What’s obvious he acquired in 2007, some place in Iraq we won’t ever be.
What’s obvious is his face, a tracery, a pattern of lines pieced together like a collage, the only kind of art his doctors could make when the U.S. Army convoy truck he was driving lumbered too near an unseen roadside bomb.
His face is a map of hope. It reflects what’s worth having the intention to do, which is to live, to give back and not up.
His burn scar covers most of his face and head. His ears are missing a few pieces. His left eye doesn’t open well because of scar tissue. He could be described as bald but for the few hairs that still grow in place. He gave up his left hand and forearm below the elbow. His body took a lot of fire.
Because the bomb happened, his body gave up a lot. What he didn’t give up was his self, which found a way to turn what might have been an ending into an awareness of what can be learned when a person finds and uses the strength to drive on.
The ending that we know happens over there never did in his case. Staff Sgt. Robert Henline didn’t die of wounds received in Operation Iraqi Freedom. There is no marker in any military cemetery bearing his name and rank and the year of his birth and death.
Instead of dying, Bobby Henline lived and began telling jokes.
He started during his months of recovery in the burn unit at Brooke Army Medical Center, in San Antonio, Texas. He kept going through dozens of surgeries and many months more of physical therapy — the kind none of us can imagine taking for 15 minutes, let alone days at a stretch.
As Henline is quoted as saying, “So, of course, the first thing I do is usually get the pink elephant out of the room and make fun of the way I look. I’ll start off with a zombie joke. . . .”
Of course; haven’t you ever made fun of the way you looked? And gotten a laugh, too?
As Henline’s quick to add, “I always try to get that out of the way first, to let them know it’s OK to laugh at me.”
They do laugh. They laugh during open-mike night at San Antonio’s Rivercenter Comedy Club, where Henline goes as soon as Friday comes around. The club is the place an aspiring comic best starts out when, as Henline tells it, the only other position open to you is “a modeling job at the Halloween Super Store.”
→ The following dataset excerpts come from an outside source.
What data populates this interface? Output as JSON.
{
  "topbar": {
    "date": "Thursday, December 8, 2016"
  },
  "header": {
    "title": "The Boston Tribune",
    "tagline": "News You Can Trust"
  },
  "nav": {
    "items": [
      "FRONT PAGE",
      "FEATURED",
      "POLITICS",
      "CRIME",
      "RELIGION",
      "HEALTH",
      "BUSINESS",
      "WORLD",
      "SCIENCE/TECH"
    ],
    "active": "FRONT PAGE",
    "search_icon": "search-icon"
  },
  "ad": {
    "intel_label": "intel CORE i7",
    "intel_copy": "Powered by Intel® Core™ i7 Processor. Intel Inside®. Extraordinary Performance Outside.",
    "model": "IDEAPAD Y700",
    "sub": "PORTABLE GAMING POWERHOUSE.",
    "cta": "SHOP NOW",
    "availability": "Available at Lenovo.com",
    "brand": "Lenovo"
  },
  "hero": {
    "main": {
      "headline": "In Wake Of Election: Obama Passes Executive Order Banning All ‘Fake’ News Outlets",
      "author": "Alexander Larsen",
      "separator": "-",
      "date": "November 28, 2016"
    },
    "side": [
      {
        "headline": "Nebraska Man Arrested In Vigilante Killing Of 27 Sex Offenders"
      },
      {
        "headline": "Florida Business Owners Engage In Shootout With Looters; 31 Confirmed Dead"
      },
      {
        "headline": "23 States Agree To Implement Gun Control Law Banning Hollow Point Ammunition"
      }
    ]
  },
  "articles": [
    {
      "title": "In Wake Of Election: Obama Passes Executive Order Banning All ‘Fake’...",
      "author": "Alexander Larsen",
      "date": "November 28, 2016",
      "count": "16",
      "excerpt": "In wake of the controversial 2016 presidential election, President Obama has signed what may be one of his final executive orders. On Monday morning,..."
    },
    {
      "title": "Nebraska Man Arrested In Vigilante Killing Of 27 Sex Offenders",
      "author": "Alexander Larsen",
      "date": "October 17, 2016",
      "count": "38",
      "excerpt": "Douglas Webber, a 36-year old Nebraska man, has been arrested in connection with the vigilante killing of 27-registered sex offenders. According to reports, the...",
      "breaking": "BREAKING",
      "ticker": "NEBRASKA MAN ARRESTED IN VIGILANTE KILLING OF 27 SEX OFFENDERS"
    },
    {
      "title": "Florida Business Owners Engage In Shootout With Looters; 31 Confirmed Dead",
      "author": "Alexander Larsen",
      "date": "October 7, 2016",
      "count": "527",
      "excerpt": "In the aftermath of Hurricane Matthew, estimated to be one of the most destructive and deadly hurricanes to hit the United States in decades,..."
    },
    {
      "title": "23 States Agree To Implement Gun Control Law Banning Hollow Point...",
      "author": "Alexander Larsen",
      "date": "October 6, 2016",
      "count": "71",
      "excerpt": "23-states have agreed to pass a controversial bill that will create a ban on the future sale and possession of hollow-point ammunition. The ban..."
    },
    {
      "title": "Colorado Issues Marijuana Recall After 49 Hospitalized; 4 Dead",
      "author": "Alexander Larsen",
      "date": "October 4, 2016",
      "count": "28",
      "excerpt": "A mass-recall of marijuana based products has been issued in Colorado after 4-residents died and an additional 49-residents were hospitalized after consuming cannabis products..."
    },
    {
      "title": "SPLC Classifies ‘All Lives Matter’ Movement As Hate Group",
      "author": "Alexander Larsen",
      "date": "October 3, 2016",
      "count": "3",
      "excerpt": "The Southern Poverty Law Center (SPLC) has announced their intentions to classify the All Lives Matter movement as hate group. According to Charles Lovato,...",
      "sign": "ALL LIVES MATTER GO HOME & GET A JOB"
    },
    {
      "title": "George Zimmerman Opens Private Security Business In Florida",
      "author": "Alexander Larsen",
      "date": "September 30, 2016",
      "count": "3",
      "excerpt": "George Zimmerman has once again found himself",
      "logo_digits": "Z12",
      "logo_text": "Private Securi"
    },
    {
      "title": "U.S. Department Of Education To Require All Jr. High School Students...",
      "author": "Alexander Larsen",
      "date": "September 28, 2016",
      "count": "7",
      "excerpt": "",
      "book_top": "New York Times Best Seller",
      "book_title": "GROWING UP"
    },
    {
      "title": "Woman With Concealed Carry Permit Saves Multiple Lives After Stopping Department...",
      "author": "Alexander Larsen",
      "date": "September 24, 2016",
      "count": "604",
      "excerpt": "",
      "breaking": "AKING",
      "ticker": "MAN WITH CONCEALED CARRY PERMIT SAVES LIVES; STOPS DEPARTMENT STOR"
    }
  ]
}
The club is where laughs help heal invisible wounds whose pain is let out in the words that reverberate through a microphone. It’s different from Army gigs, no doubt, but it’s a place to practice a new kind of occupation. It’s a place for focusing on a new routine that offers a way to get past the result of an ending that never happened. It’s a place where we learn, even while we’re laughing, that a negative can be positive, too.
Henline, like the men I wrote about who create art from their uniforms, shows us that stuff happens and life goes on, that hope and strength and something ineffable can be brought from the inside out and make a difference.
The difference Henline is making doesn’t take a New Year’s resolution. Or need one.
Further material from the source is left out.